The Dummy's Guide to Effectively Promote Yourself on The Book (Networking Example) | Nicole Berard's Portfolio ACOM 375 | Scoop.it

This blog is an example of "Networking" which was thoroughly discussed in the article written by Boyd and Ellison (2008) "Social Network Sites: Definition, History, and Scholarship." Social Networking is an increasingly growing way in which businesses and academics are looking to expand their ways of communicating. In the article they mention some of the top sites, Facebook being one of them. The Facebook page I decided to incorporate in my example of Networking was our Group Project's page on how a business can promote themselves on Facebook. With its helpful tools and explanations our page we want to show businesses that they are able to attract people to the goods and services they have to offer, one of the components mentioned within the article.

 

Boyd and Ellison define three key components to a social networking site. This online site (in this case Facebook) allows us to "(1)construct a public or semi-public profile within a bounded system(2) articulate a list of other users with whom they share a connection, and (3) view and traverse their list of connections and those made by others within the system" (page 2.) This leaves businesses with room to grow and expand themselves with their own unique ways. For our online Facebook example we clearly define the tools that are unfamiliar to those businesses who know nothing of "the book" and teach them how to get started and create their own profile, expand friendships, and see others who they may find useful to them.

 

What was once a strictly college based social networking site in 2004 has no become a widespread globally-bound site that now reaches CMC among friends but with organizations and businesses.

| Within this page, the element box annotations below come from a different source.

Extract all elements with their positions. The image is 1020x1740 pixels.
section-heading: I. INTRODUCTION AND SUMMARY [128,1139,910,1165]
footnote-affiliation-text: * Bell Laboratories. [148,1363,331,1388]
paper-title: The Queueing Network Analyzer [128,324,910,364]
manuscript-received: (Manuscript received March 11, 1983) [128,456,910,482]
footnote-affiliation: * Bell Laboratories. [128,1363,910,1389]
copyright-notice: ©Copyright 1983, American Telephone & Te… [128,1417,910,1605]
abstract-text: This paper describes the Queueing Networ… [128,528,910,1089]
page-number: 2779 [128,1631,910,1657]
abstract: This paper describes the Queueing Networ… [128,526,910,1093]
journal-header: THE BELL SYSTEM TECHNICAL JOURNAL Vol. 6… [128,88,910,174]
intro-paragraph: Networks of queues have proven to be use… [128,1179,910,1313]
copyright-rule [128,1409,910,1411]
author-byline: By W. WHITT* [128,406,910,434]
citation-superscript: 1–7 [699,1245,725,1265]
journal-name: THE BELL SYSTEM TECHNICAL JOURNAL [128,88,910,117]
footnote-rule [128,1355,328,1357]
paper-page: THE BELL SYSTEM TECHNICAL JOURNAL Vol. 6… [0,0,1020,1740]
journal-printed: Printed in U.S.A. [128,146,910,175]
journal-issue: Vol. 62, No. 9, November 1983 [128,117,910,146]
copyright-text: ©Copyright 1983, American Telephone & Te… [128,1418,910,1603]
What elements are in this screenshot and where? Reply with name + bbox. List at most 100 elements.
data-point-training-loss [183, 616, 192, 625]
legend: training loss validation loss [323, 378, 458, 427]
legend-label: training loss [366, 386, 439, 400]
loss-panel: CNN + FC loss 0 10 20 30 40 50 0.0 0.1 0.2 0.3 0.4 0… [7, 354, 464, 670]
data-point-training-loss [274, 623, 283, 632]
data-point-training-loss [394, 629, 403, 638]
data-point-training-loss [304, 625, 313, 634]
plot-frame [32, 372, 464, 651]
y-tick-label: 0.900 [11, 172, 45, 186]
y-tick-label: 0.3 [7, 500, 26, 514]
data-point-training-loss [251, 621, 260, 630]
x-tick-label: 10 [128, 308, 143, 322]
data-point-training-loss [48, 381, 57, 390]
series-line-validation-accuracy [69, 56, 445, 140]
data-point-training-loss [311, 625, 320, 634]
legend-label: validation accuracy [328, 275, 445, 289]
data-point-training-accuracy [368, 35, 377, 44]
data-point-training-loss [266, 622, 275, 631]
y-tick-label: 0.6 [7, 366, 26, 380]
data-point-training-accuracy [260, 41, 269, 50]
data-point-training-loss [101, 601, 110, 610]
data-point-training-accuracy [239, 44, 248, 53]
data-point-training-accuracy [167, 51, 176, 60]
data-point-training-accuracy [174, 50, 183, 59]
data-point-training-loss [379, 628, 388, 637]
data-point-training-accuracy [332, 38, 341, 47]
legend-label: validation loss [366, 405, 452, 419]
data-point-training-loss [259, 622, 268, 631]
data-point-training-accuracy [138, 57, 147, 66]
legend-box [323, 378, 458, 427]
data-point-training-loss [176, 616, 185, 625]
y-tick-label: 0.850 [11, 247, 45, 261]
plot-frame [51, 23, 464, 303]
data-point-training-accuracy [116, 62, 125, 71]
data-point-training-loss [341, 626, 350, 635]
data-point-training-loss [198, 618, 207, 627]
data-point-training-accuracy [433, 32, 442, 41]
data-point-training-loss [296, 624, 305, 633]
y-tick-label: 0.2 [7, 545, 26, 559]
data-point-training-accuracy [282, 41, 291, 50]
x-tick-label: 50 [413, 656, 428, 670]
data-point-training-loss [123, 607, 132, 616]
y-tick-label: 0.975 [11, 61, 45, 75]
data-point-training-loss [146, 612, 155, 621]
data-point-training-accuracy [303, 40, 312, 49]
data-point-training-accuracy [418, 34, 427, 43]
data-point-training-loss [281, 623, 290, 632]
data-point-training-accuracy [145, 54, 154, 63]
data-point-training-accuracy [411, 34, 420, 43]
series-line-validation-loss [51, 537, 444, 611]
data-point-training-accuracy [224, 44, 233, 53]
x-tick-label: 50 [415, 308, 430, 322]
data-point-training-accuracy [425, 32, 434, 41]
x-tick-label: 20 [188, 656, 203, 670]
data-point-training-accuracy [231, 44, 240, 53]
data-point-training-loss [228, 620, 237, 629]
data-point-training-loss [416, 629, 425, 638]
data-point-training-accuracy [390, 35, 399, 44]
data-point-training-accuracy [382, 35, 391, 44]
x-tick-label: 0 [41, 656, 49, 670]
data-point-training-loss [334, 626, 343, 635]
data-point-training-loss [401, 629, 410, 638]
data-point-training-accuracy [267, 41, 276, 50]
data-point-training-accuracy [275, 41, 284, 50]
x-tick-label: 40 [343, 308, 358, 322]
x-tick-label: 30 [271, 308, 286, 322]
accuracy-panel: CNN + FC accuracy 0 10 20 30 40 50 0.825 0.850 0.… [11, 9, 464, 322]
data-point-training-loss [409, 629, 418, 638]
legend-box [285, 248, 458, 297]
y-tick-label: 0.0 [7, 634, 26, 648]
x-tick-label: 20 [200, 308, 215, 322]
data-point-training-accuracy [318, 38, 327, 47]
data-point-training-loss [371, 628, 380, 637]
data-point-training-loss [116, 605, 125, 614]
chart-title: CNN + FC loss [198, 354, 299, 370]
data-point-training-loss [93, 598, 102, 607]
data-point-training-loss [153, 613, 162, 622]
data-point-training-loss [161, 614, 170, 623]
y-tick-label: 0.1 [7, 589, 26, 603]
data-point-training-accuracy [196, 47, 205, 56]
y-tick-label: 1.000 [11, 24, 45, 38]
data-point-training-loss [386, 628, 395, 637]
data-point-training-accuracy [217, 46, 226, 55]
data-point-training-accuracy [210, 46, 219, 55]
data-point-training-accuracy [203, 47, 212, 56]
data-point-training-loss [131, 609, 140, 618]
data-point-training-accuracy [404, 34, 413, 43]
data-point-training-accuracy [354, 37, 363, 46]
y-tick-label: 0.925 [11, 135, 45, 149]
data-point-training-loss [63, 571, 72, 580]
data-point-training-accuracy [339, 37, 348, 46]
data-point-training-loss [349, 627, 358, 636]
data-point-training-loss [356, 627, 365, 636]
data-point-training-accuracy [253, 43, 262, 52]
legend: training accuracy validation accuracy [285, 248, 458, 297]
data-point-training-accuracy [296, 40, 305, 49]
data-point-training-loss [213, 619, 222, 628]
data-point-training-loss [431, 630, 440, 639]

The site I had chosen is a clear example of just how much Networking has changed and how helpful it truly is to those who are looking to pursue it. In this websit I used networking to try and promote our project and hopefully influence businesses in joining facebook.

 

Resources:

Boyd d. m., & Ellison, N.B (2007) "Social networking sites: Definition, history, and scholarship." Journal of Computer-Mediated Communication, 13(1), article 11. Available at Library in eholding database.